New Battle of Gettysburg

Like any proper British officer, Field Marshal Viscount Montgomery of El Alamein has a passing tactical knowledge of the Battle of Gettysburg. But for West Pointer Dwight Eisenhower, the Confederacy's high-water mark holds more than passing fascination. Ike first refought Gettysburg 40 years ago while stationed at nearby Camp Colt as a tank-corps captain. He has fought it since from his farm close by the field where the Confederates made their final desperate charge. Last week, carrying out a three-year promise, he took Old Comrade in Arms Montgomery out to fight it again.

At Culp's Hill, a key point of the Union defenses, Monty led Ike 70 feet up an observation tower (puffed Ike's physician, Major General Howard Snyder, who trailed them: "They're giving my patient a workout. He'll probably be criticized by the doctors"). Together the old soldiers studied rolling terrain to the northeast where Confederate Cavalryman Jeb Stuart maneuvered (on the way down from Carlisle) ineffectually while the battle raged. "Lee was let down by Stuart," said Ike in disapproval. "What beat Stuart was his love of headlines." Montgomery was visibly unimpressed by Confederate attempts to crack the Union right at the hill. "I shouldn't have fought the battle that way myself," he said. Grinned his World War II commander: "If you had, I'd have sacked you."

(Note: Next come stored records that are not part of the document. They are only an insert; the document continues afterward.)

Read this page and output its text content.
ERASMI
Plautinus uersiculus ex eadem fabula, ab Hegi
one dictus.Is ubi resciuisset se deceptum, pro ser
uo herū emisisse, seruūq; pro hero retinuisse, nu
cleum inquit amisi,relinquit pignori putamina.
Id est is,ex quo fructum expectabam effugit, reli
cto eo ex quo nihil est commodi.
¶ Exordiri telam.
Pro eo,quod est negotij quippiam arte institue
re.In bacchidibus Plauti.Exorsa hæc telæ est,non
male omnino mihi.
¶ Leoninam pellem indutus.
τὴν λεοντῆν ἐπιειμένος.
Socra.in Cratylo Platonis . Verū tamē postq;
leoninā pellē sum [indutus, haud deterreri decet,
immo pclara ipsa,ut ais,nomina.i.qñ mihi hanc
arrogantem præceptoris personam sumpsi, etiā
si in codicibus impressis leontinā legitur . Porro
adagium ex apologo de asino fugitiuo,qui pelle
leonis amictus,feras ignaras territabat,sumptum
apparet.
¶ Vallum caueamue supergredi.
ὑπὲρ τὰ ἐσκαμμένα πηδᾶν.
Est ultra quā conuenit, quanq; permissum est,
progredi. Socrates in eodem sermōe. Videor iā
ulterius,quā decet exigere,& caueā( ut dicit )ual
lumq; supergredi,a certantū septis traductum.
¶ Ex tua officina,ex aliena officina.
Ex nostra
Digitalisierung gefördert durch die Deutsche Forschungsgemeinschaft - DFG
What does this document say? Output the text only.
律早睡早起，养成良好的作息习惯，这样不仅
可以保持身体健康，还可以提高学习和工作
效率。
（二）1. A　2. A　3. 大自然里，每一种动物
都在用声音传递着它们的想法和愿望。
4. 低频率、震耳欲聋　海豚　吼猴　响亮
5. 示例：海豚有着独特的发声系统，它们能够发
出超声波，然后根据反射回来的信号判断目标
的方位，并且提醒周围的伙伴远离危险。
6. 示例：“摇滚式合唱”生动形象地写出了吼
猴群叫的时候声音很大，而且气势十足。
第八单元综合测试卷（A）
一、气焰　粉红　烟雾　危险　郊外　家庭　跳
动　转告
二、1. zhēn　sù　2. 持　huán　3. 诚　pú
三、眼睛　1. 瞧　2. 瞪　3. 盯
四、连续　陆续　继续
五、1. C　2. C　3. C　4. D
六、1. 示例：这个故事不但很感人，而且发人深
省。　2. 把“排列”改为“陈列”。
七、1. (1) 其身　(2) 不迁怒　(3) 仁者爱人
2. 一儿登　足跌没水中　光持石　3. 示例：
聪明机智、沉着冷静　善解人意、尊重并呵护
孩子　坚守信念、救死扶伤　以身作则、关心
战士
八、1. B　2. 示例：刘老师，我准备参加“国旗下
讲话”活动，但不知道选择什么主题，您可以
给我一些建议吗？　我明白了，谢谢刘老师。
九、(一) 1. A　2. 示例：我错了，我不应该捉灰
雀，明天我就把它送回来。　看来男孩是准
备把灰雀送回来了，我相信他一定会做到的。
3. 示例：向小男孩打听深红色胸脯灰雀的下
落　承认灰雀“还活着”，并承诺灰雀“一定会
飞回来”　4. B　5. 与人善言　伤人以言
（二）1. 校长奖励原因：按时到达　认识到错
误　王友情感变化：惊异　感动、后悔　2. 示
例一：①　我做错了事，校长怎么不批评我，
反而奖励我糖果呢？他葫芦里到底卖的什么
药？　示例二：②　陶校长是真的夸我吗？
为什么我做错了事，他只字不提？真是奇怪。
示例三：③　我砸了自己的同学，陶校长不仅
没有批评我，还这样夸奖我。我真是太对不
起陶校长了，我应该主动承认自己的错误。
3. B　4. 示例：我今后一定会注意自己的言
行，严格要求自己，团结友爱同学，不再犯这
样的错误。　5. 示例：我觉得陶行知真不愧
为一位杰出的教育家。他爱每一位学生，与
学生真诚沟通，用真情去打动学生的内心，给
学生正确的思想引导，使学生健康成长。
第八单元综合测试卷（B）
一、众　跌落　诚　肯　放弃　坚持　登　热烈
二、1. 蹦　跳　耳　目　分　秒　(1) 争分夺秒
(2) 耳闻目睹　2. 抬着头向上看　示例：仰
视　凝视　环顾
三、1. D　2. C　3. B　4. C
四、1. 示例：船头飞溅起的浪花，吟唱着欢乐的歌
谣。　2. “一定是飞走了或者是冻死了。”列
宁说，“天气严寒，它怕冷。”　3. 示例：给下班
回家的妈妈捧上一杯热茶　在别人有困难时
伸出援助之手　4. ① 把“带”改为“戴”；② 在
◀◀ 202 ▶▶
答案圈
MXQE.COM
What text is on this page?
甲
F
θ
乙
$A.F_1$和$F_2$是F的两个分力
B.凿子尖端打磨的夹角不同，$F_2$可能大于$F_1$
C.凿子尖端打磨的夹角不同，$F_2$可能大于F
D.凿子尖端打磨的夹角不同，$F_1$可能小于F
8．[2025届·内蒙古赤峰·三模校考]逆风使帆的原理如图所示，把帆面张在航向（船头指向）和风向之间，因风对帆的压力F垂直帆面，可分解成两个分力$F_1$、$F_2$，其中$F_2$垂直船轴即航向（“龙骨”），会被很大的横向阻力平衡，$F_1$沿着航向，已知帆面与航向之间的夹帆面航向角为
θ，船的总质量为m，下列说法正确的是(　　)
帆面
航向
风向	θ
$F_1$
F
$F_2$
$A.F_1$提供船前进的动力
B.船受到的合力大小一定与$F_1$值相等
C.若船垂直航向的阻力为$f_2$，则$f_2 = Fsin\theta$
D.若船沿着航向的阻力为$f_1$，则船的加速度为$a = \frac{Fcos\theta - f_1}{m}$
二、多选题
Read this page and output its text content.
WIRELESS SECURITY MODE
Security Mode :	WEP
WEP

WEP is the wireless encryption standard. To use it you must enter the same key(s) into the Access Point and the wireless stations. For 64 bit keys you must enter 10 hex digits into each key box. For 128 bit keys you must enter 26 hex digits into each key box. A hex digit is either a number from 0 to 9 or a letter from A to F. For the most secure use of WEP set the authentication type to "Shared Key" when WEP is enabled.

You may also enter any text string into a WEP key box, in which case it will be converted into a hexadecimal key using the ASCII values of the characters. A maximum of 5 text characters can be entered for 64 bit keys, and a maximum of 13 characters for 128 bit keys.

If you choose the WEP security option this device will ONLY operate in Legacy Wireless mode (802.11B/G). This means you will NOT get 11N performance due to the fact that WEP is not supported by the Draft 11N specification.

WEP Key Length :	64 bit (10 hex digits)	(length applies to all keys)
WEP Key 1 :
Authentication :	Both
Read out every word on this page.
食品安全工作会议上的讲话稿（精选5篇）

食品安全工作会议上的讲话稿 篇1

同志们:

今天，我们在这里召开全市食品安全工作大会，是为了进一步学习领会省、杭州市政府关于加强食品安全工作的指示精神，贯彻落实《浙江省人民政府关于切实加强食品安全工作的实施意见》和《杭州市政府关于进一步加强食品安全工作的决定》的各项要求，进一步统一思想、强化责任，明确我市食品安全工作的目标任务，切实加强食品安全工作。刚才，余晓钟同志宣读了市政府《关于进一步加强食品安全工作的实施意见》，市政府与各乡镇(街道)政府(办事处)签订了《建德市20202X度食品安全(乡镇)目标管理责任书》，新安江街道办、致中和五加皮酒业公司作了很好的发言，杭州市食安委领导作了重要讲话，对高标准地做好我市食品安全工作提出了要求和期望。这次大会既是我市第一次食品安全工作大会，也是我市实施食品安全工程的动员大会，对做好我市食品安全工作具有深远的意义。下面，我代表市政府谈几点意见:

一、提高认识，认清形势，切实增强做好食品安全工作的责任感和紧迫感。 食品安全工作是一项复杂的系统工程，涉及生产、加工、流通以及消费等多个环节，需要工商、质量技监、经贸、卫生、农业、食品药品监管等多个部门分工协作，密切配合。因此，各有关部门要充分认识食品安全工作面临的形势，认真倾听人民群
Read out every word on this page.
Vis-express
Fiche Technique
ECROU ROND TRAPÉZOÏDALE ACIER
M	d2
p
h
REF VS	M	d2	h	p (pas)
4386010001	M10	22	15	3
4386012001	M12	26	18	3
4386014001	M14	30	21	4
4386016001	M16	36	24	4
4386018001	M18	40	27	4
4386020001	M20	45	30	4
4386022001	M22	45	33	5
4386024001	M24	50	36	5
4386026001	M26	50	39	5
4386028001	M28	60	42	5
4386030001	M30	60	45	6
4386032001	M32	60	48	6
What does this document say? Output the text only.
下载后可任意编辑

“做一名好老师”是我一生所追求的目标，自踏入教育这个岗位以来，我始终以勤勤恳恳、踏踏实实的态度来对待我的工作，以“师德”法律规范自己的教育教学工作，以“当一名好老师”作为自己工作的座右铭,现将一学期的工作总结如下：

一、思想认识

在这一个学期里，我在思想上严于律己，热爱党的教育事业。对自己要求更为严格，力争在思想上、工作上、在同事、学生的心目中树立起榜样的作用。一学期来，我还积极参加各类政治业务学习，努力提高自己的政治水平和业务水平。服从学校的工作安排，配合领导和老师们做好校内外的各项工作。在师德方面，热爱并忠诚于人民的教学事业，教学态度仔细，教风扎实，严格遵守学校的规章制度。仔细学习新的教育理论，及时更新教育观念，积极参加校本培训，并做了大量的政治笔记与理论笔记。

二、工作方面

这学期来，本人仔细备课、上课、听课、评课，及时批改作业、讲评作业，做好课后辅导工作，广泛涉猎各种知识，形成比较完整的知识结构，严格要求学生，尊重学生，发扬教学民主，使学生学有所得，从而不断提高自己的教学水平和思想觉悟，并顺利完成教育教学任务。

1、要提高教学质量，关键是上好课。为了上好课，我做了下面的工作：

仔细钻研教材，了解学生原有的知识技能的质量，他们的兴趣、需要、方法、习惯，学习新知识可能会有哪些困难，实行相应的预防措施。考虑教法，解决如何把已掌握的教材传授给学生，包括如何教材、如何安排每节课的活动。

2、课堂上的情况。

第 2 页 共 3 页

"Monstrous, Monstrous." Quick to notice detail, Montgomery commented that Union General George Sears Greene had been immortalized in stone wearing his spurs upside down, was relieved to discover that Union Commander George G. Meade wore his spurs correctly. But Meade came in for sharper criticism. "He was not very sure of what he was doing," said Monty. "He was not sure of himself." Ike explained that Meade assumed command only two days before the battle. "He didn't know the plans."

Standing on Little Round Top, a hill that anchored the southern end of the Union line, Ike and Monty agreed that Pickett's famous charge across nearly a mile of open fields exposed to Union guns had been illadvised. "Gosh, look at that, just look at that," said the President, as he studied a map. "Why you'd go across that, I don't know. I just don't know." Said Monty crisply: "Monstrous thing. It was an absolutely monstrous thing." Said Ike of Robert E. Lee, who ordered the charge: "You can't imagine what was on his mind."

Political Pressure. By battle's end, Montgomery of Alamein had some sharp words for both Civil War generals (the day before, at a luncheon speech in Baltimore, he announced that he would have fired them both). His estimate of the North's Meade: "He let that guy get away." As for Lee: "Lee did the worst job of command on that day." But the President, who firmly believes that Lee fought the Battle of Gettysburg because of political pressure from Richmond, was willing to forgive. "Looking at us," he said, "they might have criticized the way we fought our battles."